El contraste entre la alegría de servir a Dios y la desgracia de servir a sus enemigos (vv. 47-48) sigue siendo una experiencia universal. Cuando se rechaza el yugo suave y ligero del Señor (cfr Mt 11,28-30), se acaba bajo el «yugo de hierro» de las propias miserias. «Esclavitud por esclavitud, explicaba San Josemaría Escrivá —si, de todos modos, hemos de servir, pues, admitiéndolo o no, ésa es la condición humana—, nada hay mejor que saberse, por Amor, esclavos de Dios. Porque en ese momento perdemos la situación de esclavos, para convertirnos en amigos, en hijos» (Amigos de Dios, n. 35).

El espeluznante cuadro de la situación de los asediados (vv. 53-57) se cumple en la historia de Israel durante el sitio de Samaría (2 R 6,26-29). En el libro de las Lamentaciones se describen situaciones similares en Jerusalén (cfr, p.ej., Lm 2,20; 4,1-10).

El retorno forzado a Egipto (v. 68) supone el culmen de todas esas amenazas. La vuelta al país donde habían vivido en esclavitud supone la inutilidad de todos los sufrimientos del éxodo y de la conquista de la tierra prometida, en una palabra, la frustración; y en una situación peor todavía que la primera: antes al menos eran esclavos, lo cual podía asegurarles el sustento; ahora ni siquiera serán aceptados como esclavos, con lo que su miseria será total. Y, lo que es más importante, la vuelta a Egipto equivale a la derogación de todas las acciones salvíficas que el Señor ha llevado a cabo.
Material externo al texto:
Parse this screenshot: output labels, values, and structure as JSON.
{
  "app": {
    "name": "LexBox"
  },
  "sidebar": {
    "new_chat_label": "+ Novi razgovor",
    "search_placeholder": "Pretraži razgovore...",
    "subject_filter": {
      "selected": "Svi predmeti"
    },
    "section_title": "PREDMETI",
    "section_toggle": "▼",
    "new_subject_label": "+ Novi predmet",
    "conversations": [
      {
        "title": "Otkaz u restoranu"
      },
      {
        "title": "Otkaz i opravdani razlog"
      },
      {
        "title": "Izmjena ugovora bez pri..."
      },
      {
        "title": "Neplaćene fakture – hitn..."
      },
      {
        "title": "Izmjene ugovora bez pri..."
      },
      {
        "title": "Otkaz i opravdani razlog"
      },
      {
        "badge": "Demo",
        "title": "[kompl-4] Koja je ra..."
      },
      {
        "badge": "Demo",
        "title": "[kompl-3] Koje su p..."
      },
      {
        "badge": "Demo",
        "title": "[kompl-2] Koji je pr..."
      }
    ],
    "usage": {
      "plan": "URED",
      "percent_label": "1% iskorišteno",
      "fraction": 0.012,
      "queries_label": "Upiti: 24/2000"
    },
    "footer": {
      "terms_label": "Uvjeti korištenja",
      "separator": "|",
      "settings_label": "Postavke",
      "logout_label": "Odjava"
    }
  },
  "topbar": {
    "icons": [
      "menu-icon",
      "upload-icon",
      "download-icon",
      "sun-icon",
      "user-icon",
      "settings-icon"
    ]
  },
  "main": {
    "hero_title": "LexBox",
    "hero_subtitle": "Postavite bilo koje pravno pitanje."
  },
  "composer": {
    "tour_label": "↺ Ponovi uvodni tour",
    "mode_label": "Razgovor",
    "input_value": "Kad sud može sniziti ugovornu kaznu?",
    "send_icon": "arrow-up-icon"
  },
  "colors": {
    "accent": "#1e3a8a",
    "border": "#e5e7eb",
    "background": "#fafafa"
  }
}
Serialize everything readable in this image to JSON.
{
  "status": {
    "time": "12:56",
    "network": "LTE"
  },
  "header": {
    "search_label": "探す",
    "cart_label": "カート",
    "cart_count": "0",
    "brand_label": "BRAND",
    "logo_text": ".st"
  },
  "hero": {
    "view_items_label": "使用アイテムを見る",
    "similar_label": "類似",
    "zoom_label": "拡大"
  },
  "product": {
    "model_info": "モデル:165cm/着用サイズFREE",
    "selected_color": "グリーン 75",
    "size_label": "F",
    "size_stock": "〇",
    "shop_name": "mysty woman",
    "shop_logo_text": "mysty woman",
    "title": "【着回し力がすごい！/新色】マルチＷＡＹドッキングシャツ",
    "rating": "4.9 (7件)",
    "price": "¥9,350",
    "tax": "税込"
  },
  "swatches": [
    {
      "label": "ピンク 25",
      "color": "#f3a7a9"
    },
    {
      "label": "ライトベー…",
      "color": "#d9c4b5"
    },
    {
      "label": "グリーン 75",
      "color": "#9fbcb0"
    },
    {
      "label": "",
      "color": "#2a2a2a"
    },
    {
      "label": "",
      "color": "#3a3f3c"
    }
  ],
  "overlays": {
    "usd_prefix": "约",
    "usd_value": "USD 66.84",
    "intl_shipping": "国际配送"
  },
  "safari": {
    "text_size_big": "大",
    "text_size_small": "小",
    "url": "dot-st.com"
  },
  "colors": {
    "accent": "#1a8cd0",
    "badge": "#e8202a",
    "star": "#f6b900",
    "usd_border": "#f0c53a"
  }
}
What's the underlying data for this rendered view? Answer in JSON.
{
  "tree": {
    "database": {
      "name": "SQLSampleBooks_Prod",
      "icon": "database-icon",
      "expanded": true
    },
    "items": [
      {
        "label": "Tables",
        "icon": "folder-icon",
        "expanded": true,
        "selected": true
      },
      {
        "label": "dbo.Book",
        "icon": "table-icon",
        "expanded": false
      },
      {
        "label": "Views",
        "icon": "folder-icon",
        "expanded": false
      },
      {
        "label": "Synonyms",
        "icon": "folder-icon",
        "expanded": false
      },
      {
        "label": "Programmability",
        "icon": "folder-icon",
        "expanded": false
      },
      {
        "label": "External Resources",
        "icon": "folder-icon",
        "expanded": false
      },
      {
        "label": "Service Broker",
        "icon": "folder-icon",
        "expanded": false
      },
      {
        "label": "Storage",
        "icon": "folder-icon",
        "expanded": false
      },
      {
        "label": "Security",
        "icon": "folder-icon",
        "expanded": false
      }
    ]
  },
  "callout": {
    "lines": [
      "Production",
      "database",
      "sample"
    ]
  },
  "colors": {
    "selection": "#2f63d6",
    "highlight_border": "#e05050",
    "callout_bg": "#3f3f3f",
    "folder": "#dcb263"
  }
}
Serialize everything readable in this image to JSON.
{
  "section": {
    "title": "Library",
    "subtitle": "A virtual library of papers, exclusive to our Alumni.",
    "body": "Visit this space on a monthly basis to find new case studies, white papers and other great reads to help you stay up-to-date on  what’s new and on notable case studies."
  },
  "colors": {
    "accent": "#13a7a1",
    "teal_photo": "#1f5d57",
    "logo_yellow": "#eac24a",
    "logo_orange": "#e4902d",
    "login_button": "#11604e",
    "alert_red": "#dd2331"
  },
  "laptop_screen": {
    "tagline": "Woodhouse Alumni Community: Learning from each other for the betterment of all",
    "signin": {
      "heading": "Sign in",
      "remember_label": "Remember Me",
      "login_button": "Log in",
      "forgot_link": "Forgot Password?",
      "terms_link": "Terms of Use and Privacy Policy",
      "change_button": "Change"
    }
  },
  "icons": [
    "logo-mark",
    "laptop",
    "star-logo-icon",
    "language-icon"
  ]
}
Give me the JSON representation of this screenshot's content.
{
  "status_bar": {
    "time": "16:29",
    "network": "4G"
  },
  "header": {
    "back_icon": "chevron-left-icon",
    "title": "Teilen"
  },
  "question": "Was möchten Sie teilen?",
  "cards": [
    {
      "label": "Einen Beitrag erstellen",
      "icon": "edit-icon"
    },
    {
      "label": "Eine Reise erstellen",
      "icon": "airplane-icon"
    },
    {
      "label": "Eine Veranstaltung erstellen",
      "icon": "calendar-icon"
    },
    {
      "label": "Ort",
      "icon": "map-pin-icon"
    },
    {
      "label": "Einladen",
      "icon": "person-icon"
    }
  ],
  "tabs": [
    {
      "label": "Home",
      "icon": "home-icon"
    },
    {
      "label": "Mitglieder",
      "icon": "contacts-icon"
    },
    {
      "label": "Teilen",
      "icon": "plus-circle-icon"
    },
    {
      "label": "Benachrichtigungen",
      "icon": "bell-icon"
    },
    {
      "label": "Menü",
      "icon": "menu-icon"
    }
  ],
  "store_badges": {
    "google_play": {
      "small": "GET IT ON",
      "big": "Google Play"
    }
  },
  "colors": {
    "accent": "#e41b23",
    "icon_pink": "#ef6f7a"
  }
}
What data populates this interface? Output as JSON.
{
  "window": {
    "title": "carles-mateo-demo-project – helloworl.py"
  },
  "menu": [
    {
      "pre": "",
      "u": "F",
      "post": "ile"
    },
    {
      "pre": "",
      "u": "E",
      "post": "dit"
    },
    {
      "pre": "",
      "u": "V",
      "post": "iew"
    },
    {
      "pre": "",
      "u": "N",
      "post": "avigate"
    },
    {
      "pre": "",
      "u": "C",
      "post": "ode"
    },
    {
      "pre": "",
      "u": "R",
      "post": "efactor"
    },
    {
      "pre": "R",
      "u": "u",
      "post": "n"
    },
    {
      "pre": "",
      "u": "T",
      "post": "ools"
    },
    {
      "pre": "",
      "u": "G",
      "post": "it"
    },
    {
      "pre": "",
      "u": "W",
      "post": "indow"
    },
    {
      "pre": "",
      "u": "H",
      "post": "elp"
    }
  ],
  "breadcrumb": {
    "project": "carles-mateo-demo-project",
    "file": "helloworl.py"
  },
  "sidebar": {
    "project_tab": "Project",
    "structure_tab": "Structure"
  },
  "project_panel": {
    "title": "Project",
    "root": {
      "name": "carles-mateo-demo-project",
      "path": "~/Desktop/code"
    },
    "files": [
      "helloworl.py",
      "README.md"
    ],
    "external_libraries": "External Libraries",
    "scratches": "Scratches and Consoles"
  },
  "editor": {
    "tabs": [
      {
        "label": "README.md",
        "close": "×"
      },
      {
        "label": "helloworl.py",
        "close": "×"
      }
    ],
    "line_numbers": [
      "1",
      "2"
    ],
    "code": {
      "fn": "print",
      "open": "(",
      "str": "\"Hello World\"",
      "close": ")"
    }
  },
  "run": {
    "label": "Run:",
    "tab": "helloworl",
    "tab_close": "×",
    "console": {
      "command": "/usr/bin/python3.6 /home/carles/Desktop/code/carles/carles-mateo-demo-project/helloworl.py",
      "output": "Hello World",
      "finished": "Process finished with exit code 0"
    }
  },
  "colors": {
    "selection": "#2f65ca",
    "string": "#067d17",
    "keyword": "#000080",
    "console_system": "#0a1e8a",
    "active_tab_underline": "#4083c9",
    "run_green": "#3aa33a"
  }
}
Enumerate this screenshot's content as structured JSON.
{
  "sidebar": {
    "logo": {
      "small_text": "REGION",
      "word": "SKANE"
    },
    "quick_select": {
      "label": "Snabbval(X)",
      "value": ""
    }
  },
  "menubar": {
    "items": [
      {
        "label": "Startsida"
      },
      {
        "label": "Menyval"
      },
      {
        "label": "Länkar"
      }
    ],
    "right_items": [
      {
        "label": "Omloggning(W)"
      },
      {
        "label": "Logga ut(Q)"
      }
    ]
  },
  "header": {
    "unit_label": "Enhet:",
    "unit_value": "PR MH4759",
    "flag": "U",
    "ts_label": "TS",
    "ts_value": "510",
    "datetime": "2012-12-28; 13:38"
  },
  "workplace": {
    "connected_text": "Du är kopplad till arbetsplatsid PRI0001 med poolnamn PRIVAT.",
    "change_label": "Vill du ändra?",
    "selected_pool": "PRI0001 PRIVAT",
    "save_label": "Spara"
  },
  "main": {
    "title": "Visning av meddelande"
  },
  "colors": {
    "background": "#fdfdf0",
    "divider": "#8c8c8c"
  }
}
Puesto que el Antiguo Testamento es en su conjunto una figura y anticipo del Nuevo, se debe tener presente que sus vaticinios son también aplicables de alguna manera al pueblo surgido de la Nueva Alianza en Jesucristo. Es más, los cristianos, que hemos sido favorecidos con infinitas muestras de amor y de perdón divinos, también hemos de pensar en las consecuencias de nuestras infidelidades al amor de Dios.